Antônio Carlos Mazzeo – Marina entra na disputa com um acúmulo eleitoral muito maior do que o de Eduardo Campos, porque ela disputou a última eleição, já é conhecida e teve 20 milhões de votos. Esse é o primeiro quadro. O segundo quadro está relacionado ao fato de que Marina, além de ter essa densidade, tem a característica de um perfil mais conservador do que tinha Eduardo Campos, o que significa que ela passa a disputar diretamente a campanha com outro perfil conservador, que é o de Aécio Neves. Então, o corte está neste aspecto. Além disso, tem mais um elemento: o candidato Beto Albuquerque, vice de Marina, é ligado ao agronegócio. Então, aí também tem um corte político — independentemente do que a Marina pensa sobre isso. Nesse sentido, no plano do projeto político, não vejo nenhuma novidade tanto no que se refere à Marina, Aécio ou Dilma, ou seja, nenhuma novidade no campo da política econômica. Todos assinam alianças com o agronegócio, com o capital financeiro, com a grande indústria, com o empresariado. A diferença entre eles está em nuances.

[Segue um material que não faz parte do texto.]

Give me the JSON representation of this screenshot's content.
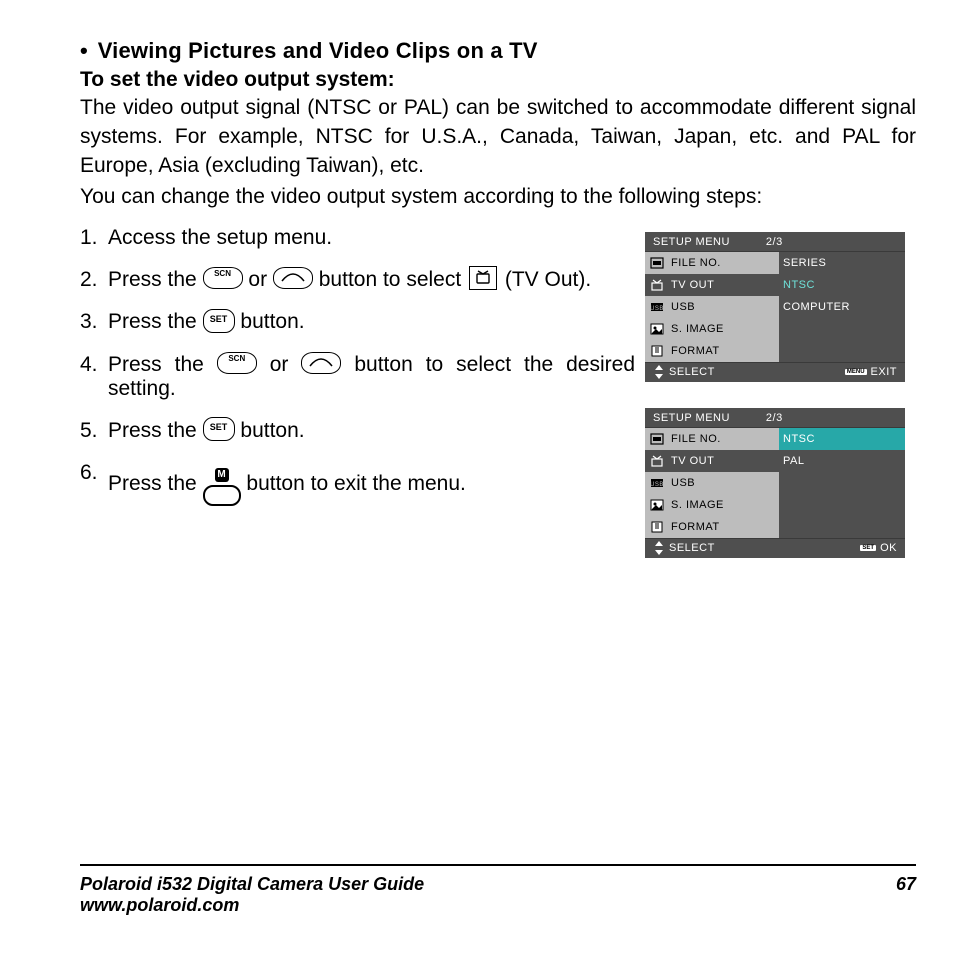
{
  "heading": "Viewing Pictures and Video Clips on a TV",
  "subheading": "To set the video output system:",
  "intro1": "The video output signal (NTSC or PAL) can be switched to accommodate different signal systems. For example, NTSC for U.S.A., Canada, Taiwan, Japan, etc. and PAL for Europe, Asia (excluding Taiwan), etc.",
  "intro2": "You can change the video output system according to the following steps:",
  "steps": {
    "s1": "Access the setup menu.",
    "s2a": "Press the ",
    "s2b": " or ",
    "s2c": " button to select ",
    "s2d": " (TV Out).",
    "s3a": "Press the ",
    "s3b": " button.",
    "s4a": "Press the ",
    "s4b": " or ",
    "s4c": " button to select the desired setting.",
    "s5a": "Press the ",
    "s5b": " button.",
    "s6a": "Press the ",
    "s6b": " button to exit the menu."
  },
  "menu_common": {
    "title": "SETUP MENU",
    "page": "2/3",
    "labels": [
      "FILE NO.",
      "TV OUT",
      "USB",
      "S. IMAGE",
      "FORMAT"
    ],
    "select": "SELECT"
  },
  "menu1": {
    "values": [
      "SERIES",
      "NTSC",
      "COMPUTER",
      "",
      ""
    ],
    "selected_label_index": 1,
    "teal_value_index": 1,
    "footer_right": "EXIT",
    "footer_chip": "MENU"
  },
  "menu2": {
    "values": [
      "NTSC",
      "PAL",
      "",
      "",
      ""
    ],
    "selected_label_index": 1,
    "selected_value_index": 0,
    "footer_right": "OK",
    "footer_chip": "SET"
  },
  "footer": {
    "guide": "Polaroid i532 Digital Camera User Guide",
    "site": "www.polaroid.com",
    "page_number": "67"
  }
}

Disputa pelo segundo lugar
O que muda é o fato de que o segundo lugar passa a ser muito mais disputado. Obviamente a disputa do segundo lugar será acirrada, porque Marina avança sobre o eleitorado de Aécio. Pessoas que não queriam votar no Aécio, mas no mesmo perfil, agora têm Marina como alternativa e, inclusive, diria que ela é muito mais conservadora do que Aécio. Contudo, é preciso observar o processo eleitoral, porque não faz nem um mês da morte de Eduardo Campos e, obviamente, o acidente tem um impacto emocional. A pesquisa do DataFolha foi muito emblemática no sentido de que não havia nem acontecido o sepultamento das vítimas do acidente, e Marina apareceu com muita intenção de votos nas pesquisas — até por solidariedade. Mas temos de ver o que vai acontecer daqui para frente. Acredito que o que está sedimentado nesse momento é a disputa do segundo lugar.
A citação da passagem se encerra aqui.